Impossibility of Classically Simulating One-Clean-Qubit Model with Multiplicative Error

The one-clean-qubit model (or the deterministic quantum computation with one quantum bit model) is a restricted model of quantum computing where all but a single input qubits are maximally mixed. It is known that the probability distribution of measurement results on three output qubits of the one-clean-qubit model cannot be classically efficiently sampled within a constant multiplicative error unless the polynomial-time hierarchy collapses to the third level [T. Morimae, K. Fujii, and J. F. Fitzsimons, Phys. Rev. Lett. 112, 130502 (2014)]. It was open whether we can keep the no-go result while reducing the number of output qubits from three to one. Here, we solve the open problem affirmatively.

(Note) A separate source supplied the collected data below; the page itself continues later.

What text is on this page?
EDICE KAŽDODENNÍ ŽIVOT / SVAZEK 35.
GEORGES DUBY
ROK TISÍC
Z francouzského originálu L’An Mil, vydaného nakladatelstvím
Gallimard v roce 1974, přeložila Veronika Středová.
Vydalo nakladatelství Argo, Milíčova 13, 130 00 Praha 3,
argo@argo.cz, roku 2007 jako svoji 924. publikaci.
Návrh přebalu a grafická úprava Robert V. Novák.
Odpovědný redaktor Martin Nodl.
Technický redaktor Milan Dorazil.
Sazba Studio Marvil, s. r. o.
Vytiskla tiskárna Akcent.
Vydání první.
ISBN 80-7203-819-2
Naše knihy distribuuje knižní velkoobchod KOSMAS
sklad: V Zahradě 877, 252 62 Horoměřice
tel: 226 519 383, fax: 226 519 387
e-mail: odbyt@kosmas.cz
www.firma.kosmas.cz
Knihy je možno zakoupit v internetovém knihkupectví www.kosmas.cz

We also show that the third-level collapse of the polynomial-time hierarchy can be strengthened to the second-level one. The strengthening of the collapse level from the third to the second also holds for other subuniversal models such as the instantaneous quantum polynomial model [M. Bremner, R. Jozsa, and D. J. Shepherd, Proc. R. Soc. A 467, 459 (2011)] and the boson sampling model [S. Aaronson and A. Arkhipov, STOC 2011, p. 333]. We additionally study the classical simulatability of the one-clean-qubit model with further restrictions on the circuit depth or the gate types.

Figure 1

The $\mathrm{DQC}{1}_3$ circuit used to show $\text{postBQP}\subseteq {\text{postDQC}1}_3$ in Ref. [18]. The slash ($/$) means multiple qubits (in this case, $n-2$ qubits), and $X$ is applied on each qubit.

Figure 2

The $\mathrm{DQC}{1}_1$ circuit used to show $\mathrm{NQP}\subseteq \mathrm{NP}$.